Las mujeres miraron a Meggie.

—¿Es posible? —inquirió una en murmullos.

—Lo matará, ya lo veréis —contestó Recio, y su voz denotaba tanta confianza que por un instante delicioso hasta Meggie olvidó todo su miedo por Mo. Pero ese instante pasó, y ella volvió a sentir la nieve en la piel, tan fría como el final de todas las cosas.

Doria se subió a la niña a su espalda y sonrió a Meggie. Intentaba animarla sin descanso. Le traía las últimas bayas, duras por la helada, flores cubiertas de escarcha —las últimas de ese año—, y le hacía olvidar su pena preguntándole por el mundo del que procedía. Ella comenzó a echarle de menos cuando no se encontraba cerca.

Cuando las mujeres se marcharon, la niña lloró, pero Meggie, acariciándole el pelo, le contó lo que Baptista le había referido sobre la nieve: que algunos copos eran elfos diminutos que te besaban la cara con sus labios helados antes de derretirse sobre la piel caliente. La niña alzó la vista hacia la nieve remolineante y Meggie prosiguió su relato, consolándose con las palabras, mientras el mundo a su alrededor se tornaba blanco, devolviéndose a sí misma a los días en los que su padre le contaba historias… antes de que él mismo se convirtiera en parte de una historia de la que Meggie hacía mucho que era incapaz de decir si también era la suya.

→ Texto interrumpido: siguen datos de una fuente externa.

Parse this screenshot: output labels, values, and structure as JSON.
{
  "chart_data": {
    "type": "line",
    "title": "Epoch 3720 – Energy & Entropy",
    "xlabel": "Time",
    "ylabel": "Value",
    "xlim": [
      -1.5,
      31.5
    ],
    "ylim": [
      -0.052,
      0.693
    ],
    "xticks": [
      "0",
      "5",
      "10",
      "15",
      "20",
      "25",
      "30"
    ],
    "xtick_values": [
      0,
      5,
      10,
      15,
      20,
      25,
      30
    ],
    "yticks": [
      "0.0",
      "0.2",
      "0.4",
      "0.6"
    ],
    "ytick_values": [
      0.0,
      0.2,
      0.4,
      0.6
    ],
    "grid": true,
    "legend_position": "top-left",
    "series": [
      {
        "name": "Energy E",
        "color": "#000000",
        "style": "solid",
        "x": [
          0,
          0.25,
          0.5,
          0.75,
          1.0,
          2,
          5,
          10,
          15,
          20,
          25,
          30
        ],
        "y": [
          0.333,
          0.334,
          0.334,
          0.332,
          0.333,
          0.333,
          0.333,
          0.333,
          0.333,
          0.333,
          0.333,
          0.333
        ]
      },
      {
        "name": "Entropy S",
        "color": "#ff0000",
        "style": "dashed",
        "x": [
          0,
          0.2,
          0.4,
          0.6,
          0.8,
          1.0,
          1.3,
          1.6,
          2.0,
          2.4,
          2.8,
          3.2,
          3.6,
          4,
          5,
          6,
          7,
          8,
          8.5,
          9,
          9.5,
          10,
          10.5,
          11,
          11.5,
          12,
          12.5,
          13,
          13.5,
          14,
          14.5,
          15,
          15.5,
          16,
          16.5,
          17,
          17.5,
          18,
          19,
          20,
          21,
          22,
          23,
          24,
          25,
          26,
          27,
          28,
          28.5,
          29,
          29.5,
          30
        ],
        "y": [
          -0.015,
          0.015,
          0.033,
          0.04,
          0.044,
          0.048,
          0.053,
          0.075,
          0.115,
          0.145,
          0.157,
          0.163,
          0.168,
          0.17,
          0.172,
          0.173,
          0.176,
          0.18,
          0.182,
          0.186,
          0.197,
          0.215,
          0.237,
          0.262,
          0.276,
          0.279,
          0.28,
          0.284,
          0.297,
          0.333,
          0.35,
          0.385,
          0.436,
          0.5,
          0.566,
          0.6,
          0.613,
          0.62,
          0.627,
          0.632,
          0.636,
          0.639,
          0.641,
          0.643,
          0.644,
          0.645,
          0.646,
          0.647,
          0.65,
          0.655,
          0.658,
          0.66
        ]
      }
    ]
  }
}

No nevó durante mucho tiempo. Sólo un fino plumón claro quedó depositado sobre la tierra fría.

Otras doce mujeres llevaron a sus hijos a la choza de carboneros abandonada, con caras de miedo y de preocupación, asaltadas por la duda de si estaban haciendo lo correcto.

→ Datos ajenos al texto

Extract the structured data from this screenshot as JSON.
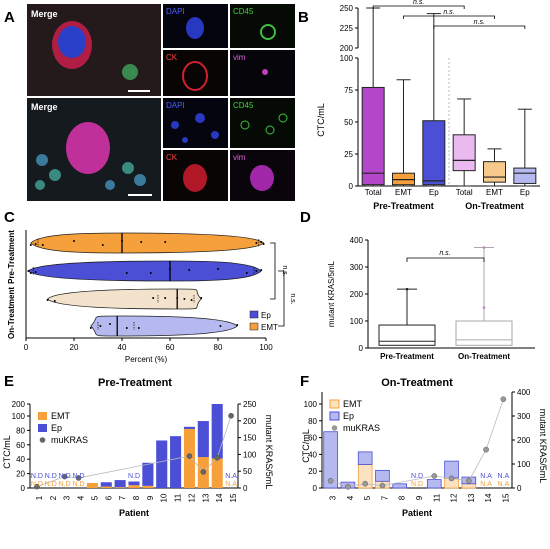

Algunos niños ni siquiera seguían con la vista a sus madres cuando éstas se marchaban. Otros corrían tras ellas, y dos lloraron tanto que sus madres se los llevaron de nuevo a Umbra, donde Pífano los esperaba como una araña de plata. Al anochecer, diecinueve niños se apiñaban entre los árboles todavía nevados como una bandada de polluelos. Recio a su lado parecía un gigante, cuando les hizo seña de que lo siguieran. Doria les sacó bellotas de sus naricillas, y recogía monedas de su pelo cuando alguno empezaba a llorar. Recio les enseñaba el lenguaje de los pájaros, y montó sobre sus hombros a tres niños a la vez.

Meggie les contaba cuentos mientras la oscuridad se abatía sobre ellos, cuentos que Mo le había relatado tantas veces que a cada palabra que pronunciaba creía escuchar su voz. Todos estaban exhaustos cuando llegaron al campamento de los ladrones. Numerosos niños pululaban entre las tiendas. Meggie intentó contarlos, pero renunció enseguida. ¿Cómo alimentarían los bandidos a tantas bocas, si el Príncipe Negro apenas lograba llenar los estómagos de sus propios hombres?

Los rostros de Birlabolsas y Ardacho revelaban con claridad meridiana lo que pensaban al respecto. ¡Niñeras!, susurraban todos en el campamento. ¿Para esto nos vinimos al bosque? Birlabolsas, Ardacho, Espantaelfos, Pata de Palo, Azotacalles, Barbanegra… Eran muchos los que se quejaban. Pero ¿quién era el hombre enjuto de expresión dulce situado junto a Birlabolsas que miraba a su alrededor como si nunca antes hubiera visto todo lo que le rodeaba? Parecía… No. No, eso era imposible.

Meggie se pasó la mano por los ojos. Al parecer el cansancio le hacía ver fantasmas. Pero de pronto dos brazos vigorosos la rodearon estrechándola con tanta fuerza que casi no podía respirar.

—¡Hay que ver! ¡Pero si ya estás casi tan alta como yo, desvergonzada!

Meggie se volvió.

Elinor.

¿Qué pasaba ahora? ¿Se estaba volviendo loca? ¿Acaso había sido todo un sueño y se estaba despertando? ¿Se disolverían los árboles al momento siguiente? ¿Desaparecería todo, los bandidos, los niños, y Mo estaría junto a su cama preguntando si de veras pretendía perderse el desayuno por dormilona?